Tecno continue de jouer son rôle de trublion au MWC : après avoir teasé un concept de smartphone modulaire magnétique, la marque enchaîne avec deux idées centrées sur la finition arrière — l’une qui brille vraiment grâce au néon, l’autre qui change de couleur via de l’E Ink piloté par l’IA.
Deux concepts, zéro promesse de commercialisation… mais un message très net : sur un marché saturé, l’identité visuelle redevient un champ d’innovation.
Deux concepts, deux philosophies : « wow » vs. « utile »
Pova Neon : du néon « réel », façon enseigne lumineuse
Le Pova Neon est le plus spectaculaire : Tecno affirme utiliser une technologie d’éclairage à gaz inerte ionisé (littéralement l’idée derrière les néons), et pas seulement des LED ou une peinture flashy.
L’objectif est un effet de glow visible et « organique », presque vivant, plus proche d’un objet de scène que d’un smartphone traditionnel.
AI E Ink : une coque qui se recolore à la demande

À l’inverse, le concept AI E Ink vise une utilité plus plausible : intégrer une couche d’encre électronique à l’arrière pour changer l’apparence du téléphone « on the fly ». La démonstration la plus maligne : utiliser la caméra pour « prélever » une couleur (par exemple une tenue) et appliquer instantanément ce ton sur le dos du smartphone.

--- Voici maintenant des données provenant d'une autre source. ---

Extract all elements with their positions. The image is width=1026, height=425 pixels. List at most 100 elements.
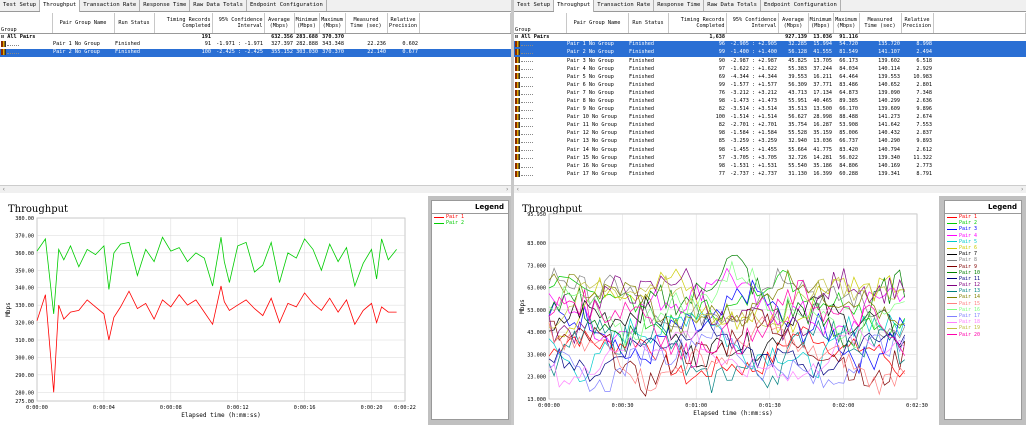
- timing-records: 99: [668, 49, 726, 58]
- left-horizontal-scrollbar[interactable]: ‹ ›: [0, 185, 511, 193]
- relative-precision: 10.983: [913, 73, 932, 80]
- tab-raw-data-totals[interactable]: Raw Data Totals: [190, 0, 247, 11]
- right-header-row: Group Pair Group Name Run Status Timing …: [514, 13, 1026, 34]
- table-row[interactable]: Pair 1 No Group Finished 96 -2.905 : +2.905…: [514, 41, 1026, 50]
- scroll-left-arrow-icon[interactable]: ‹: [516, 186, 520, 194]
- plot-area: [548, 213, 918, 400]
- scroll-right-arrow-icon[interactable]: ›: [505, 186, 509, 194]
- y-tick-label: 73.000: [527, 263, 546, 269]
- right-tab-bar: Test Setup Throughput Transaction Rate R…: [514, 0, 1026, 12]
- table-row[interactable]: Pair 4 No Group Finished 97 -1.622 : +1.622…: [514, 65, 1026, 73]
- row-group-cell: [514, 162, 566, 171]
- legend-swatch: [947, 303, 957, 305]
- timing-records: 100: [715, 114, 725, 121]
- summary-row[interactable]: ⊟ All Pairs 1,638 927.139 13.036 91.116: [514, 33, 1026, 41]
- col-precision[interactable]: Relative Precision: [387, 13, 420, 34]
- col-average[interactable]: Average (Mbps): [778, 13, 809, 34]
- y-tick-label: 300.00: [15, 355, 34, 361]
- col-timing-records[interactable]: Timing Records Completed: [668, 13, 727, 34]
- table-row[interactable]: Pair 1 No Group Finished 91 -1.971 : -1.971…: [0, 41, 511, 49]
- run-status: Finished: [629, 162, 654, 169]
- col-group[interactable]: Group: [0, 13, 53, 34]
- run-status: Finished: [629, 106, 654, 113]
- run-status: Finished: [114, 49, 154, 58]
- legend-item[interactable]: Pair 2: [432, 220, 508, 226]
- col-average[interactable]: Average (Mbps): [264, 13, 295, 34]
- summary-maximum: 91.116: [839, 33, 858, 40]
- tab-response-time[interactable]: Response Time: [140, 0, 191, 11]
- table-row[interactable]: Pair 3 No Group Finished 90 -2.987 : +2.987…: [514, 57, 1026, 65]
- tab-endpoint-configuration[interactable]: Endpoint Configuration: [761, 0, 841, 11]
- tab-test-setup[interactable]: Test Setup: [514, 0, 555, 11]
- scroll-left-arrow-icon[interactable]: ‹: [2, 186, 6, 194]
- col-confidence[interactable]: 95% Confidence Interval: [212, 13, 265, 34]
- col-maximum[interactable]: Maximum (Mbps): [319, 13, 346, 34]
- table-row[interactable]: Pair 16 No Group Finished 98 -1.531 : +1.53…: [514, 162, 1026, 171]
- scroll-right-arrow-icon[interactable]: ›: [1020, 186, 1024, 194]
- average-mbps: 45.825: [788, 57, 807, 64]
- pair-name: Pair 13 No Group: [567, 138, 617, 145]
- col-measured-time[interactable]: Measured Time (sec): [859, 13, 902, 34]
- run-status: Finished: [629, 57, 654, 64]
- minimum-mbps: 35.159: [813, 130, 832, 137]
- legend-swatch: [947, 284, 957, 286]
- tab-throughput[interactable]: Throughput: [40, 0, 81, 12]
- legend-swatch: [947, 297, 957, 299]
- tab-transaction-rate[interactable]: Transaction Rate: [594, 0, 655, 11]
- table-row[interactable]: Pair 8 No Group Finished 98 -1.473 : +1.473…: [514, 97, 1026, 106]
- table-row[interactable]: Pair 2 No Group Finished 99 -1.400 : +1.400…: [514, 49, 1026, 58]
- row-group-cell: [514, 146, 566, 154]
- timing-records: 82: [718, 106, 725, 113]
- summary-average: 632.356: [271, 33, 293, 40]
- table-row[interactable]: Pair 15 No Group Finished 57 -3.705 : +3.70…: [514, 154, 1026, 162]
- col-timing-records[interactable]: Timing Records Completed: [154, 13, 213, 34]
- table-row[interactable]: Pair 10 No Group Finished 100 -1.514 : +1.5…: [514, 113, 1026, 122]
- average-mbps: 32.285: [778, 41, 808, 50]
- col-pair-group-name[interactable]: Pair Group Name: [52, 13, 115, 34]
- col-run-status[interactable]: Run Status: [628, 13, 669, 34]
- relative-precision: 2.929: [916, 65, 932, 72]
- table-row[interactable]: Pair 6 No Group Finished 99 -1.577 : +1.577…: [514, 81, 1026, 90]
- y-axis-label: Mbps: [5, 302, 12, 317]
- run-status: Finished: [115, 41, 140, 48]
- col-minimum[interactable]: Minimum (Mbps): [294, 13, 320, 34]
- tab-response-time[interactable]: Response Time: [654, 0, 705, 11]
- tab-test-setup[interactable]: Test Setup: [0, 0, 41, 11]
- left-chart-area: Throughput 380.00 370.00 360.00 350.00 340.0…: [0, 196, 511, 425]
- table-row[interactable]: Pair 17 No Group Finished 77 -2.737 : +2.73…: [514, 170, 1026, 179]
- measured-time: 140.169: [878, 162, 900, 169]
- tab-raw-data-totals[interactable]: Raw Data Totals: [704, 0, 761, 11]
- col-pair-group-name[interactable]: Pair Group Name: [566, 13, 629, 34]
- table-row[interactable]: Pair 14 No Group Finished 98 -1.455 : +1.45…: [514, 146, 1026, 154]
- table-row[interactable]: Pair 7 No Group Finished 76 -3.212 : +3.212…: [514, 89, 1026, 98]
- table-row[interactable]: Pair 5 No Group Finished 69 -4.344 : +4.344…: [514, 73, 1026, 81]
- tab-endpoint-configuration[interactable]: Endpoint Configuration: [247, 0, 327, 11]
- col-precision[interactable]: Relative Precision: [901, 13, 934, 34]
- timing-records: 99: [718, 81, 725, 88]
- pair-name: Pair 5 No Group: [567, 73, 614, 80]
- average-mbps: 56.128: [778, 49, 808, 58]
- summary-row[interactable]: ⊟ All Pairs 191 632.356 283.688 370.370: [0, 33, 511, 41]
- table-row[interactable]: Pair 12 No Group Finished 98 -1.584 : +1.58…: [514, 130, 1026, 138]
- right-horizontal-scrollbar[interactable]: ‹ ›: [514, 185, 1026, 193]
- table-row[interactable]: Pair 2 No Group Finished 100 -2.425 : -2.42…: [0, 49, 511, 58]
- average-mbps: 55.664: [788, 146, 807, 153]
- col-run-status[interactable]: Run Status: [114, 13, 155, 34]
- col-maximum[interactable]: Maximum (Mbps): [833, 13, 860, 34]
- col-measured-time[interactable]: Measured Time (sec): [345, 13, 388, 34]
- col-minimum[interactable]: Minimum (Mbps): [808, 13, 834, 34]
- col-confidence[interactable]: 95% Confidence Interval: [726, 13, 779, 34]
- table-row[interactable]: Pair 9 No Group Finished 82 -3.514 : +3.514…: [514, 105, 1026, 114]
- tab-transaction-rate[interactable]: Transaction Rate: [80, 0, 141, 11]
- legend-item[interactable]: Pair 20: [945, 332, 1021, 338]
- tab-throughput[interactable]: Throughput: [554, 0, 595, 12]
- pair-name: Pair 4 No Group: [567, 65, 614, 72]
- timing-records: 69: [718, 73, 725, 80]
- col-group[interactable]: Group: [514, 13, 567, 34]
- minimum-mbps: 37.771: [813, 81, 832, 88]
- pair-status-icon: [515, 170, 520, 177]
- y-tick-label: 380.00: [15, 216, 34, 222]
- table-row[interactable]: Pair 11 No Group Finished 82 -2.701 : +2.70…: [514, 122, 1026, 130]
- table-row[interactable]: Pair 13 No Group Finished 85 -3.259 : +3.25…: [514, 138, 1026, 146]
- pair-status-icon: [515, 138, 520, 145]
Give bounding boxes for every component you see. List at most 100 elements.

Pourquoi ça compte : la bataille du smartphone se déplace vers l’objet
Ce duo raconte quelque chose de simple : les fiches techniques se ressemblent, l’IA se banalise, et les marques cherchent des différenciateurs visibles. Le néon est une déclaration pure : c’est l’anti-minimalisme assumé, pensé pour capter TikTok et les stands de salon — mais aussi pour tester jusqu’où un design peut devenir « signature ».
L’E Ink est plus « produit » : un dos personnalisable sans l’impact énergétique d’un écran classique, et une promesse lifestyle (accorder le téléphone à son style) immédiatement compréhensible.
Le réalisme industriel : l’E Ink a une chance, le néon… beaucoup moins
Comme souvent avec les concepts, la question n’est pas « est-ce cool ? » mais « est-ce industrialisable ? ». Pour le Pova Neon, entre contraintes d’intégration, durabilité, sécurité, réparabilité, consommation et certification, l’idée ressemble davantage à un prototype de vitrine qu’à un produit grand public imminent. Même l’article qui révèle le concept laisse entendre que c’est le plus improbable à voir en rayon.
Concernant le AI E Ink, l’encre électronique appliquée au dos d’un téléphone est déjà un territoire exploré historiquement, et Tecno en propose ici une version plus « 2026 » grâce à l’automatisation par la caméra. C’est le genre d’innovation qui peut arriver d’abord en série limitée — puis se diffuser si le coût et la fiabilité suivent.
Tecno teste la « mode » comme interface
Au fond, Tecno ne vend pas (encore) deux smartphones : il vend une idée — la personnalisation comme usage, pas comme coque en plastique. Si l’E Ink passe le cap du produit, il pourrait devenir une nouvelle catégorie de « smartphone-liseuse/smartphone-fashion » plus crédible qu’il n’y paraît. Et si le néon reste un concept, il aura au moins rempli sa mission : rappeler qu’au MWC, il existe encore de la place pour des téléphones qui osent être des objets.